For best selection, we need to pick the one way we most like to fish plastic baits, because there are a lot of ways. Depending on the soft plastic bait type selected, there are lots of options. You can thread the bait onto a jighead, rig it on a weighted or unweighted hook, depending on if we want it to sink fast, sink slow, or if we want to cast it short or far. Is it windy? Is it deep? Are there snags or is it a sandy or gravel bottom? Tree limbs? All these things count in what we pick to use.
Whatever type soft plastic you choose, it should be selected because it will fit the fishing style you like to fish with. It will be effective where you like to fish for when you fish and it will provide some capability to remain snag free. And, it fits your budget (why I like Big Bite Baits).
Let’s take one example. I went looking on-line for a new sort of plastic worm just to show the fish where I frequently cast a line that there is something different. I skipped over to Tackle Warehouse (http://www.tacklewarehouse.com/) and there they were, something I had never seen before: Squirrel–Tail Worms for under $3 for a package of 10. That took care of my pocketbook budget.
These worms caught me with just one look.

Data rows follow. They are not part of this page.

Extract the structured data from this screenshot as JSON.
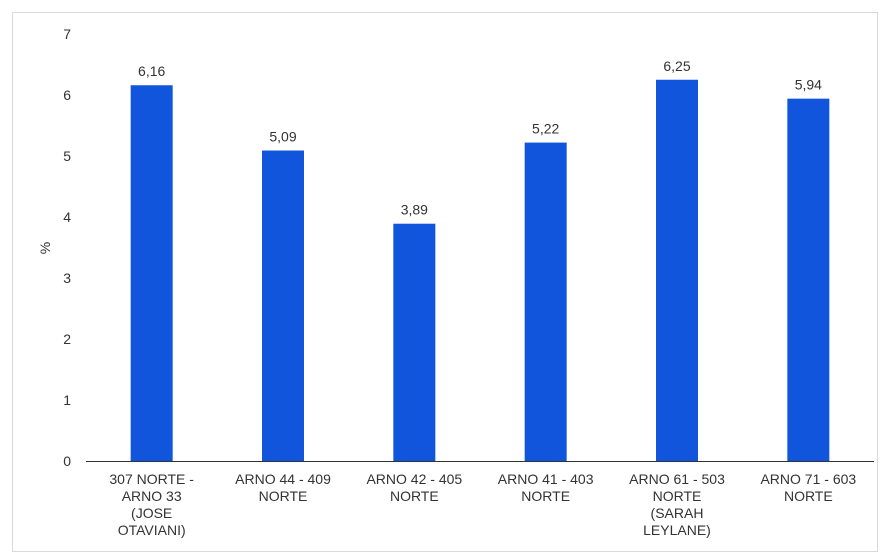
{
  "chart_data": {
    "type": "bar",
    "title": "",
    "xlabel": "",
    "ylabel": "%",
    "ylim": [
      0,
      7
    ],
    "yticks": [
      "0",
      "1",
      "2",
      "3",
      "4",
      "5",
      "6",
      "7"
    ],
    "categories": [
      [
        "307 NORTE -",
        "ARNO 33",
        "(JOSE",
        "OTAVIANI)"
      ],
      [
        "ARNO 44 - 409",
        "NORTE"
      ],
      [
        "ARNO 42 - 405",
        "NORTE"
      ],
      [
        "ARNO 41 - 403",
        "NORTE"
      ],
      [
        "ARNO 61 - 503",
        "NORTE",
        "(SARAH",
        "LEYLANE)"
      ],
      [
        "ARNO 71 - 603",
        "NORTE"
      ]
    ],
    "values": [
      6.16,
      5.09,
      3.89,
      5.22,
      6.25,
      5.94
    ],
    "data_labels": [
      "6,16",
      "5,09",
      "3,89",
      "5,22",
      "6,25",
      "5,94"
    ],
    "grid": false,
    "colors": {
      "bar": "#1155dd",
      "baseline": "#333333"
    }
  }
}
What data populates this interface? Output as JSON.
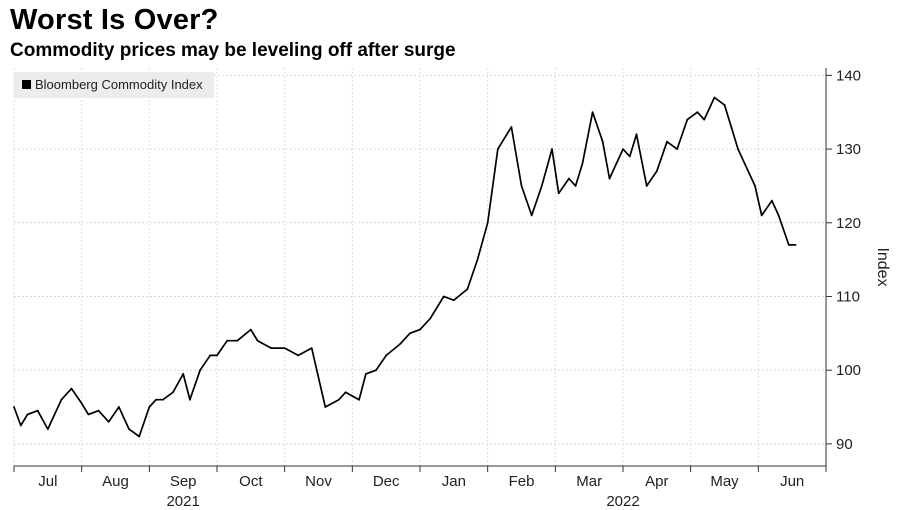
{
  "header": {
    "title": "Worst Is Over?",
    "subtitle": "Commodity prices may be leveling off after surge"
  },
  "chart_data": {
    "type": "line",
    "title": "Worst Is Over?",
    "subtitle": "Commodity prices may be leveling off after surge",
    "ylabel": "Index",
    "xlabel": "",
    "ylim": [
      87,
      141
    ],
    "yticks": [
      90,
      100,
      110,
      120,
      130,
      140
    ],
    "grid": true,
    "legend_placement": "top-left",
    "line_color": "#000000",
    "month_ticks": [
      "Jul",
      "Aug",
      "Sep",
      "Oct",
      "Nov",
      "Dec",
      "Jan",
      "Feb",
      "Mar",
      "Apr",
      "May",
      "Jun"
    ],
    "year_labels": [
      {
        "label": "2021",
        "month_index": 2.5
      },
      {
        "label": "2022",
        "month_index": 9.0
      }
    ],
    "series": [
      {
        "name": "Bloomberg Commodity Index",
        "x": [
          0.0,
          0.1,
          0.2,
          0.35,
          0.5,
          0.7,
          0.85,
          1.0,
          1.1,
          1.25,
          1.4,
          1.55,
          1.7,
          1.85,
          2.0,
          2.1,
          2.2,
          2.35,
          2.5,
          2.6,
          2.75,
          2.9,
          3.0,
          3.15,
          3.3,
          3.5,
          3.6,
          3.8,
          4.0,
          4.2,
          4.4,
          4.6,
          4.8,
          4.9,
          5.0,
          5.1,
          5.2,
          5.35,
          5.5,
          5.7,
          5.85,
          6.0,
          6.15,
          6.35,
          6.5,
          6.7,
          6.85,
          7.0,
          7.15,
          7.35,
          7.5,
          7.65,
          7.8,
          7.95,
          8.05,
          8.2,
          8.3,
          8.4,
          8.55,
          8.7,
          8.8,
          9.0,
          9.1,
          9.2,
          9.35,
          9.5,
          9.65,
          9.8,
          9.95,
          10.1,
          10.2,
          10.35,
          10.5,
          10.6,
          10.7,
          10.8,
          10.95,
          11.05,
          11.2,
          11.3,
          11.45,
          11.55
        ],
        "values": [
          95,
          92.5,
          94,
          94.5,
          92,
          96,
          97.5,
          95.5,
          94,
          94.5,
          93,
          95,
          92,
          91,
          95,
          96,
          96,
          97,
          99.5,
          96,
          100,
          102,
          102,
          104,
          104,
          105.5,
          104,
          103,
          103,
          102,
          103,
          95,
          96,
          97,
          96.5,
          96,
          99.5,
          100,
          102,
          103.5,
          105,
          105.5,
          107,
          110,
          109.5,
          111,
          115,
          120,
          130,
          133,
          125,
          121,
          125,
          130,
          124,
          126,
          125,
          128,
          135,
          131,
          126,
          130,
          129,
          132,
          125,
          127,
          131,
          130,
          134,
          135,
          134,
          137,
          136,
          133,
          130,
          128,
          125,
          121,
          123,
          121,
          117,
          117
        ]
      }
    ]
  }
}
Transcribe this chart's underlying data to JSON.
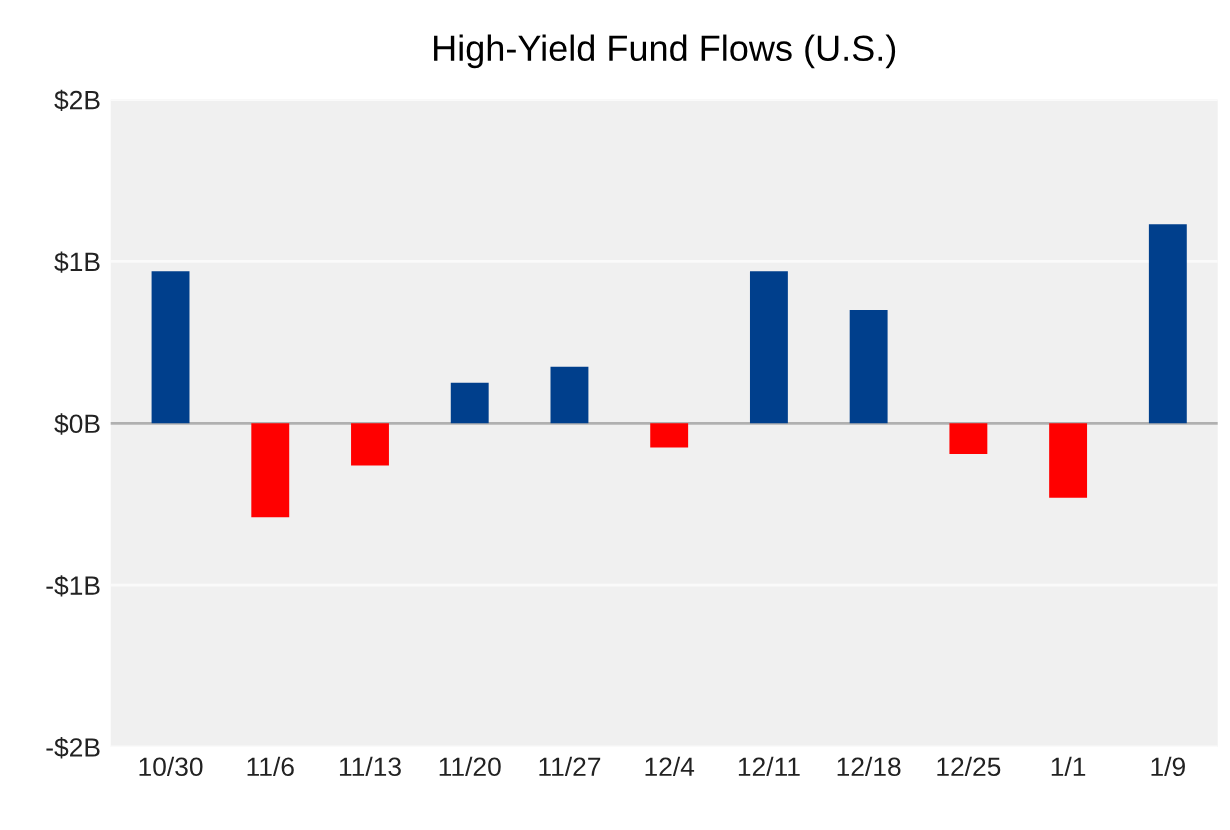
{
  "chart_data": {
    "type": "bar",
    "title": "High-Yield Fund Flows (U.S.)",
    "categories": [
      "10/30",
      "11/6",
      "11/13",
      "11/20",
      "11/27",
      "12/4",
      "12/11",
      "12/18",
      "12/25",
      "1/1",
      "1/9"
    ],
    "values": [
      0.94,
      -0.58,
      -0.26,
      0.25,
      0.35,
      -0.15,
      0.94,
      0.7,
      -0.19,
      -0.46,
      1.23
    ],
    "colors": [
      "#003f8c",
      "#ff0000",
      "#ff0000",
      "#003f8c",
      "#003f8c",
      "#ff0000",
      "#003f8c",
      "#003f8c",
      "#ff0000",
      "#ff0000",
      "#003f8c"
    ],
    "ylim": [
      -2,
      2
    ],
    "yticks": [
      {
        "value": 2,
        "label": "$2B"
      },
      {
        "value": 1,
        "label": "$1B"
      },
      {
        "value": 0,
        "label": "$0B"
      },
      {
        "value": -1,
        "label": "-$1B"
      },
      {
        "value": -2,
        "label": "-$2B"
      }
    ],
    "ref_lines": [
      {
        "axis": "y",
        "value": 0,
        "color": "#b0b0b0"
      }
    ],
    "grid": "y"
  }
}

Designed by Elite Series Pro, Jeff Kriet, the Big Bite Bait Squirrel Tail Worm first debuted on the television show "Day-On-The-Lake". Kriet says, “The Squirrel Tail Worm features a fat head for easy rigging and a buoyant rattlesnake tail, offering tantalizing tail action. I wanted a worm that had a tail that stands up. The tail is made to float, just the tail-end of the worm. When I shake it and pull it, whenever I hit a rock, twig or trash, that is when I'll throw slack in my line and try to shake it without moving it. The floating tail has a subtle, tantalizing quiver that fish can't resist. They will bite this bait when they won't bite anything else. I think this will be the best shaky head bait ever made."
Then I clicked over to Terminal Tackle (http://www.tacklewarehouse.com/termtack.html) and there they were, hook options: worm hooks, drop-shot hooks, swim bait hooks, slip weights and jigheads of many shapes and functions. I was looking for a stand-up head jig hook (sort of like a Shakey Head) that would work with these new worms. There they were, a 4-pack for under $3. Their official name is Big Bite Bait Stand-Up FinTwist Heads.
A short review right on their web page showed these affordable jigheads come equipped with super-sharp Gamakatsu hooks, the specially shaped head helps them stand up on the bottom and dance with the slightest twitch of the rod. The convenient screw-lock bait keeper also allows you to rig a finesse worm (like the new squirrel tail worm) perfectly every time, and a horizontal line eye helps resists snags. They are available in multiple sizes, but the 1/8 ounce size allows you to deliver killer finesse presentations. The Gamakatsu hooks will deliver solid hooksets, most anglers know that.
Cast it out, doesn’t have to be far. Let it go to bottom, wait 5-10 seconds. Lift up slightly on your rod tip and lightly jiggle it for 1-2 seconds or so. Wait, watch the line. Is it moving off? If so, set the hook, if nothing, not a problem, we’re fishing. Move the rod to achieve a tip-jiggle action and reel in about 2-3 feet as you jiggle. Right before you stop, hop the bait with a 1-2 foot rod tip swing. Let it settle to bottom and give it complete slack line. Watch the line. The tail is now floating vertically upward as result of your last movement. It’s quivering. Usually, by now, the line moves off if a fish is interested. WHAM! Set the hook. If not, continue until you reach your feet, sometimes they are right at your feet as you fish from shore or boat.
There you have it. Where to get started, where to get the affordable baits and hooks, how to rig it and now you need to do the rest. Get out there!